Apart from the fact that APC’s leadership position and threats were severely criticised, many wondered how a party that claimed to be progressive could adopt such undemocratic and draconian approach in a democracy.
This is despite the fact that APC chairman Adams Oshiomhole was one of the greatest beneficiaries of judiciary Ainterventions, considering that he reclaimed his governorship mandate in Edo State in 2007 through court judgment.
Oshiomhole’s action was that of a typical Nigerian father that beats his child and tells him not to cry. Is it possible? If the party leadership knows that its actions and inactions during the primaries were in line with the party’s Constitution and the country’s laws, why the move to gag aggrieved members from seeking redress in court?
Even if APC leadership’s position was premised on the motion of party supremacy, such supremacy does not foreclose ventilation of grievances in court or does the leadership want them to carry arms or leave the party?
Although, the APC leadership’s threat did not deter aggrieved members from approaching court, President Muhammadu Buhari’s intervention on the matter, though, belated faulted and rubbished the party’s position on fallouts of the primaries.
According to the President: “We can’t deliberately deny people of their rights. We agreed that party primaries should be conducted either through direct, indirect or consensus methods, and if anyone feels unjustly treated in the process, such a person can go to court. The court should always be the last resort for the dissatisfied. For the party to outlaw the court process is not acceptable to me.”
While Buhari’s stance was hailed by many, others saw it as a ploy to pacify aggrieved party members who have already approached the courts and have threatened to leave the party for being treated unjustly.
This is considering that Buhari’s outburst came few days after the APC leadership set up reconciliation committee to tackle the fallout of the party’s primaries across the country.
If the unfolding political events in Ogun and Imo States are anything to go by, what it means is that neither Oshiomhole’s threat nor Buhari’s belated pacification forced aggrieved members to sheathe their swords.
On Thursday, Adekunle Akinlade, the man Governor Amosun wanted to be his successor, but was schemed out in the primaries, announced his defection to Allied Peoples Movement (APM) just few days to INEC’s deadline for substitution of candidates.

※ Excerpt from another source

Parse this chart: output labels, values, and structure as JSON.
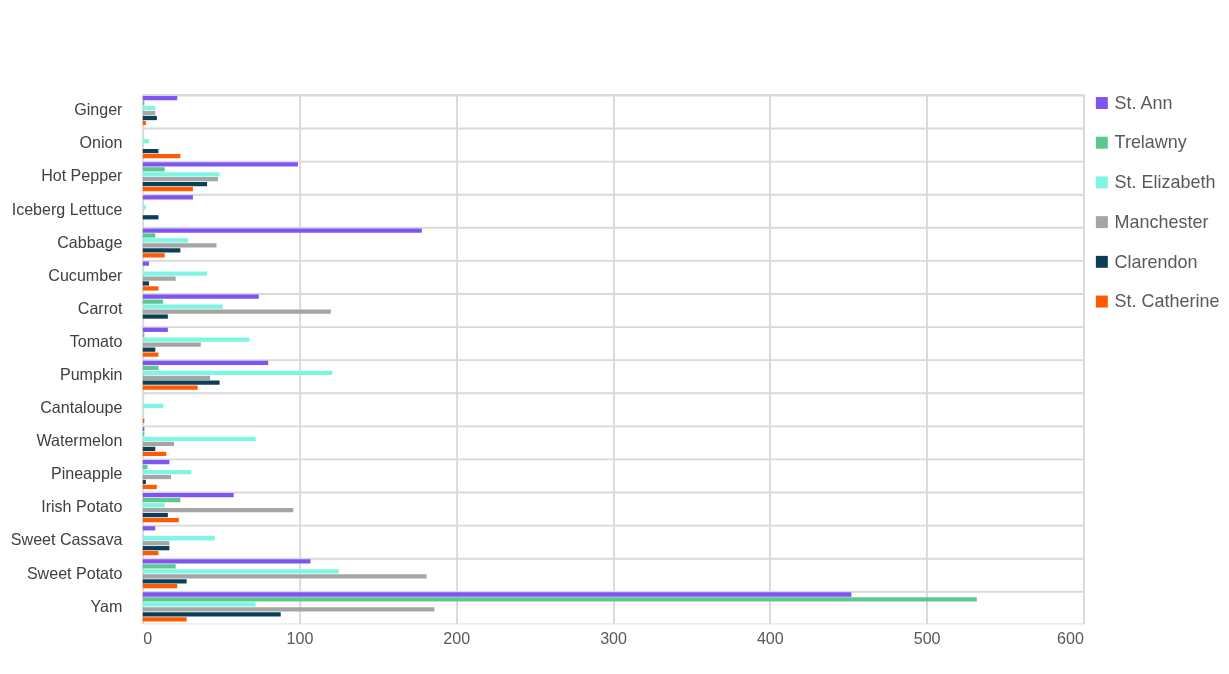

There is no doubt that Akinlade’s defection may have the backing of Amosun, who has not hide his anger for being stopped from anointing the APC governorship candidate in Ogun State.
Also in Imo State, Governor Okorocha, who suffered the same fate like Amosun has hinted of his preferred candidate and son-in-law, Uche Nwosu’s plan to defect to another party.
With this, it is clear that APC still has a big task of reconciling members, before 2019 general elections.